Il programma nucleare iraniano
Risale ai tempi dello Scia' Mohammed Reza Pahlavi; e' stato sospeso a seguito del bombardamento
aereo israeliano sulla centrale di Osirak in Iraq, nel 1981 e poi ripreso.
L'Iran dispone di tecnologia nucleare da piu' di venti anni, grazie all'aiuto russo e pakistano e
indirettamente anche cinese e nord-coreano.
Nell'agosto del 2002, l'opposizione al regime, il "Movimento Armato dei Combattenti del Popolo"

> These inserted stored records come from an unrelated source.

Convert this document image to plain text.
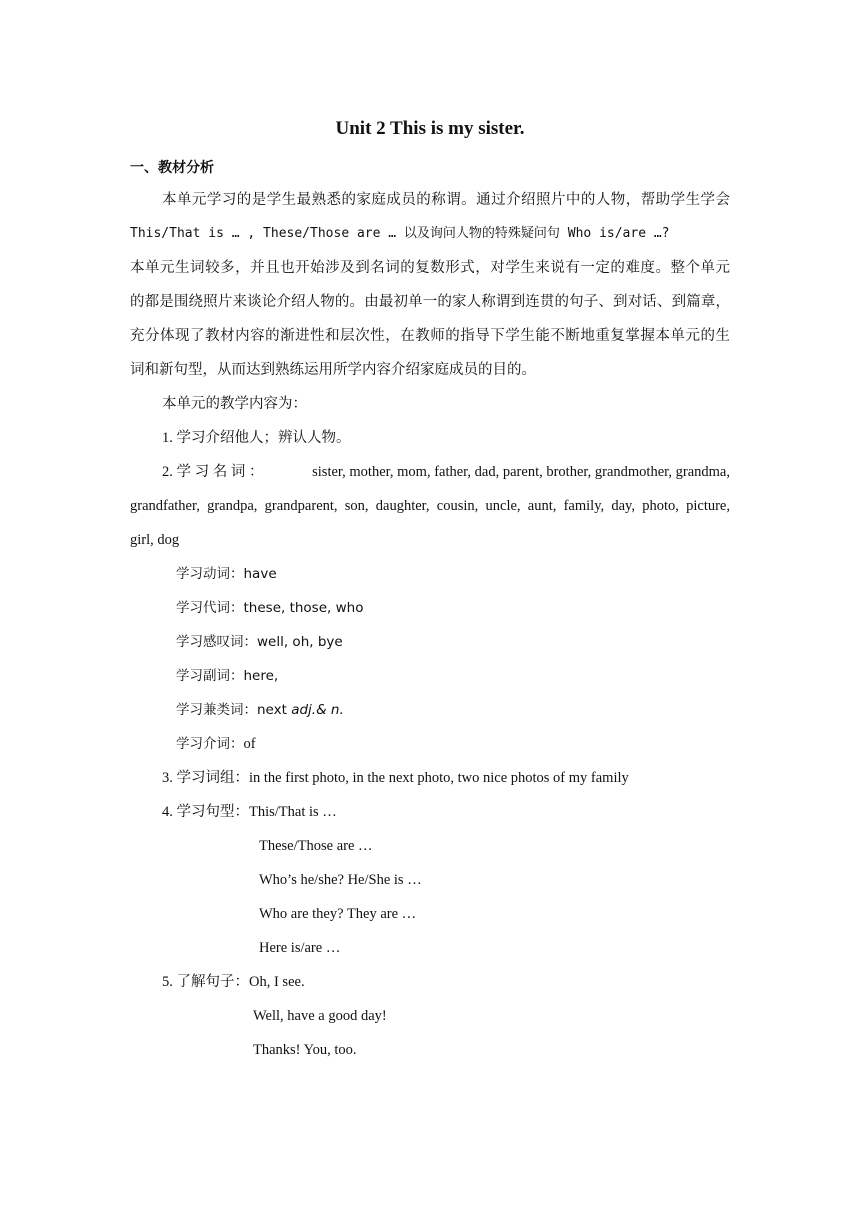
Unit 2 This is my sister.
一、教材分析
本单元学习的是学生最熟悉的家庭成员的称谓。通过介绍照片中的人物，帮助学生学会
This/That is … , These/Those are … 以及询问人物的特殊疑问句 Who is/are …?
本单元生词较多，并且也开始涉及到名词的复数形式，对学生来说有一定的难度。整个单元
的都是围绕照片来谈论介绍人物的。由最初单一的家人称谓到连贯的句子、到对话、到篇章，
充分体现了教材内容的渐进性和层次性，在教师的指导下学生能不断地重复掌握本单元的生
词和新句型，从而达到熟练运用所学内容介绍家庭成员的目的。
本单元的教学内容为：
1. 学习介绍他人；辨认人物。
2. 学 习 名 词 ：	sister, mother, mom, father, dad, parent, brother, grandmother, grandma,
grandfather, grandpa, grandparent, son, daughter, cousin, uncle, aunt, family, day, photo, picture,
girl, dog
学习动词：have
学习代词：these, those, who
学习感叹词：well, oh, bye
学习副词：here,
学习兼类词：next adj.& n.
学习介词：of
3. 学习词组：in the first photo, in the next photo, two nice photos of my family
4. 学习句型：This/That is …
These/Those are …
Who’s he/she? He/She is …
Who are they? They are …
Here is/are …
5. 了解句子：Oh, I see.
Well, have a good day!
Thanks! You, too.
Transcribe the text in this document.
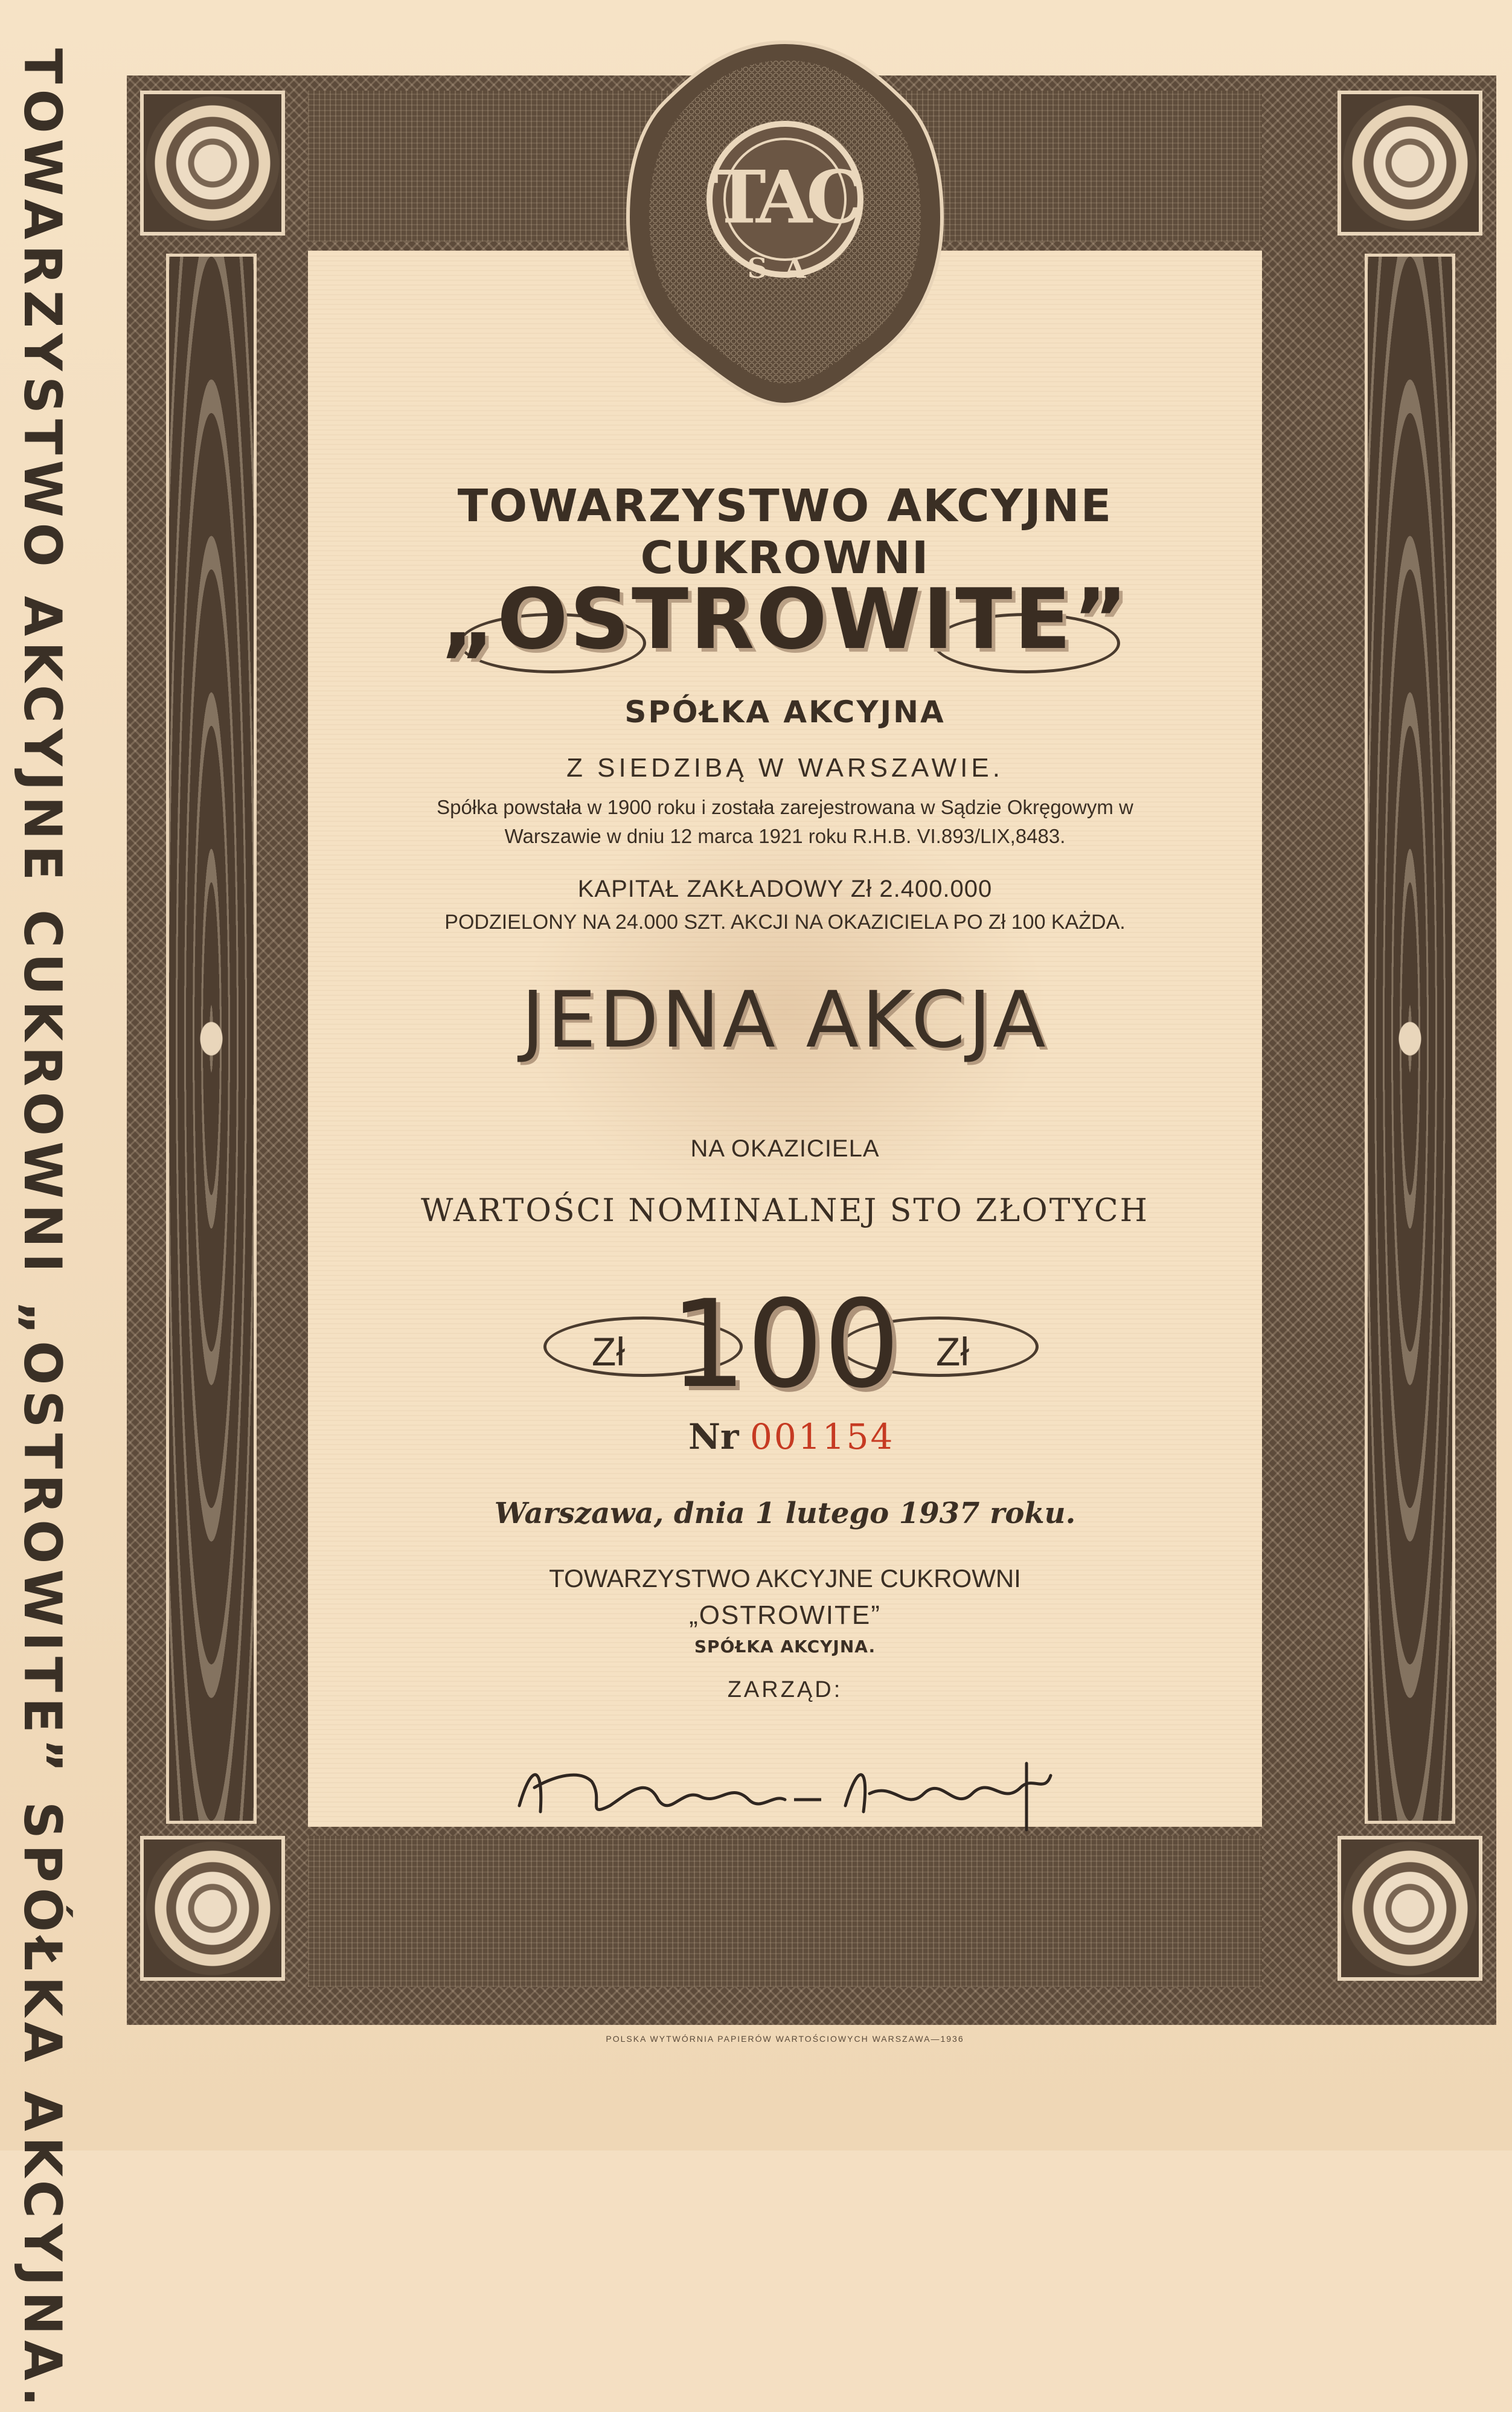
TOWARZYSTWO AKCYJNE CUKROWNI „OSTROWITE” SPÓŁKA AKCYJNA.	TAC
SA

TOWARZYSTWO AKCYJNE CUKROWNI

„OSTROWITE”

SPÓŁKA AKCYJNA

Z SIEDZIBĄ W WARSZAWIE.

Spółka powstała w 1900 roku i została zarejestrowana w Sądzie Okręgowym w Warszawie w dniu 12 marca 1921 roku R.H.B. VI.893/LIX,8483.

KAPITAŁ ZAKŁADOWY Zł 2.400.000

PODZIELONY NA 24.000 SZT. AKCJI NA OKAZICIELA PO Zł 100 KAŻDA.

JEDNA AKCJA

NA OKAZICIELA

WARTOŚCI NOMINALNEJ STO ZŁOTYCH

Zł 100 Zł
Nr 001154

Warszawa, dnia 1 lutego 1937 roku.

TOWARZYSTWO AKCYJNE CUKROWNI

„OSTROWITE”

SPÓŁKA AKCYJNA.

ZARZĄD:

POLSKA WYTWÓRNIA PAPIERÓW WARTOŚCIOWYCH WARSZAWA—1936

(MEK), durante una conferenza a Washington, annunciava che l'Iran stava per completare la
costruzione di un sito per l'arricchimento dell'uranio in Natanz, dove nel 2003 sarebbero state messe
in funzione alcune decine di centrifughe; si sarebbe trattato di arricchimento di modesto livello da
utilizzare nel settore sanitario; a Natanz si sono aggiunti negli anni successivi gli altri siti "chiave"
del programma nucleare: Isfahan, Arak e da ultimo Fordow, vicino Qom.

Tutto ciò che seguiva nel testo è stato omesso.